Many people when they hear that Thomas is a sex educator, think she’s going to teach them how to put a condom on or how to avoid STIs and STDs. But what she actually does is teach people how to get pleasure and achieve orgasms. She says, “it’s so important to understand that the way we typically receive sex education if we receive it at all, is from a very sex-negative, pleasure negative lens.”


It isn’t a coincidence that a country with varying degrees of (most often inadequate) sex education has high rates of sexual trauma and unwellness. Thomas explains that “we’re not taught about agency over our bodies or consent. We’re taught what the penis and the vagina are and how they function.” This pleasure negative education and societal idea that we shouldn’t talk about sex or sexual pleasure “set up this perfect, and by perfect I mean absolutely abhorrent culture, rape culture.”


Cookies, Ho-Hoos, Ya-Yas, and Cucumbers


Thomas has a five-year-old daughter who she has been raising to understand how her body actually works. At two Thomas taught her the difference between her vulva and vagina. Now that she’s older, she is learning about her clitoris. While some may balk at a person learning these things so young, Thomas knows the alternative is much scarier.


“What would you rather her say? My cookie, my ho-hoo, my ya-ya? Because when she comes around here and says ‘Johnny from down the street touched my cookie or took my cookie and it made me sad,’ you’re gonna be like oh baby get over it.”


Without accurate knowledge of our bodies, we cannot understand our traumas, our pleasure, or find our sexual wellness.


But what happens when parents are just learning these terms and ideas for themselves? Thomas has many clients who are coming to her as adults because they didn’t learn about their bodies or how to get pleasure when they were younger. Luckily for them, Thomas can teach them how to have pleasurable sex and how to speak to their children about sex in an appropriate and well-rounded way.


“I’m not telling our kids to have sex with each other. But we should be talking about masturbation and what those feelings are. Kids should know this so that when they’re grownups and it’s time for them to go find orgasms for themselves they’re not on Google trying to use a cucumber and some syrup to figure out what goes on down there.”


Sexual Wellness and Cannabis


Sexual traumas, whether they be assault, cohesion, or the sex-negative messages we internalize through our education, impact our ability to find sexual wellness. While Thomas said that any unresolved trauma a person experiences can impact their sexual wellness, “the greater a person’s unresolved sexual trauma, the higher level of sexual unwellness and sexual dysfunction I see.”

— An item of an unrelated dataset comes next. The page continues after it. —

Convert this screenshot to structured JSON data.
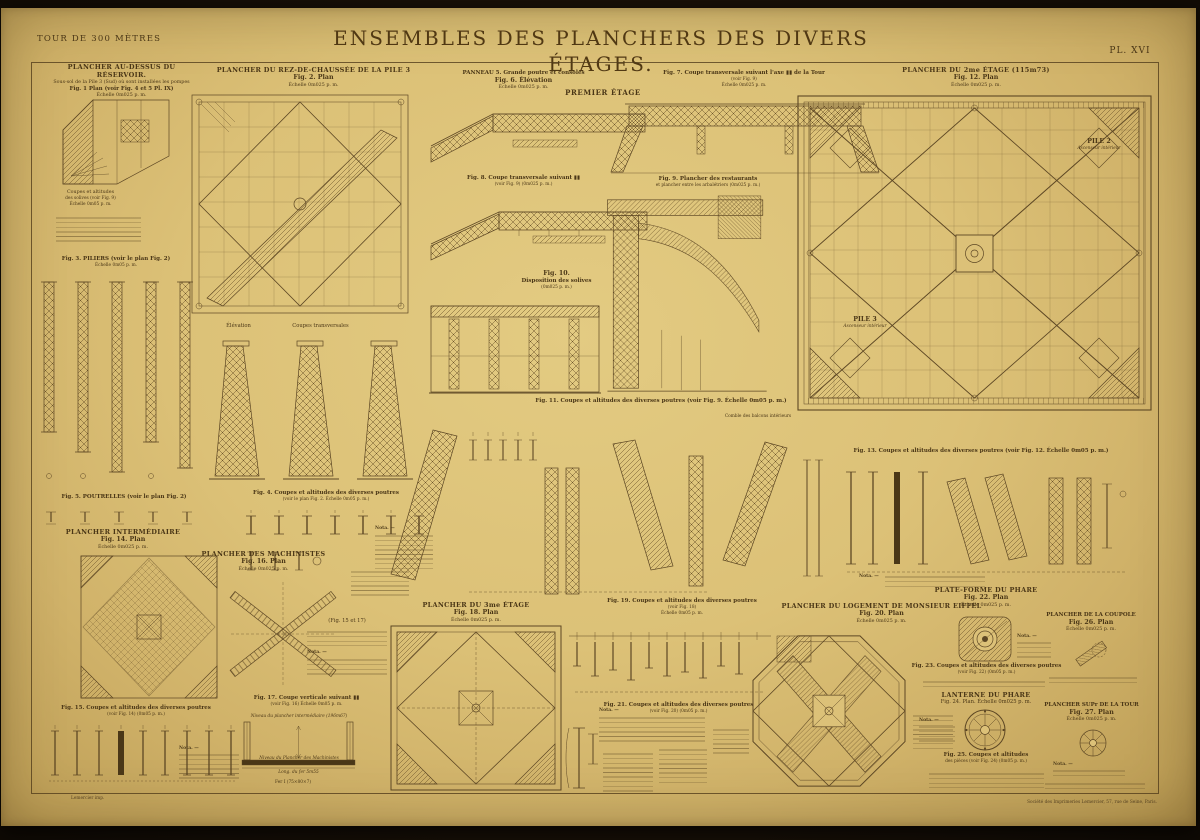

So how can cannabis fit into this pleasure positive, sexual wellness space? For Thomas, it’s more a question of how can it not?


“The two things that deter us from having a positive sexual experience are pain and anxiety. Both of which cannabis helps to treat. So why wouldn’t we be using it?..

To recognize the medicinal qualities of this plant and not use it for sexual wellness seems irresponsible to me.”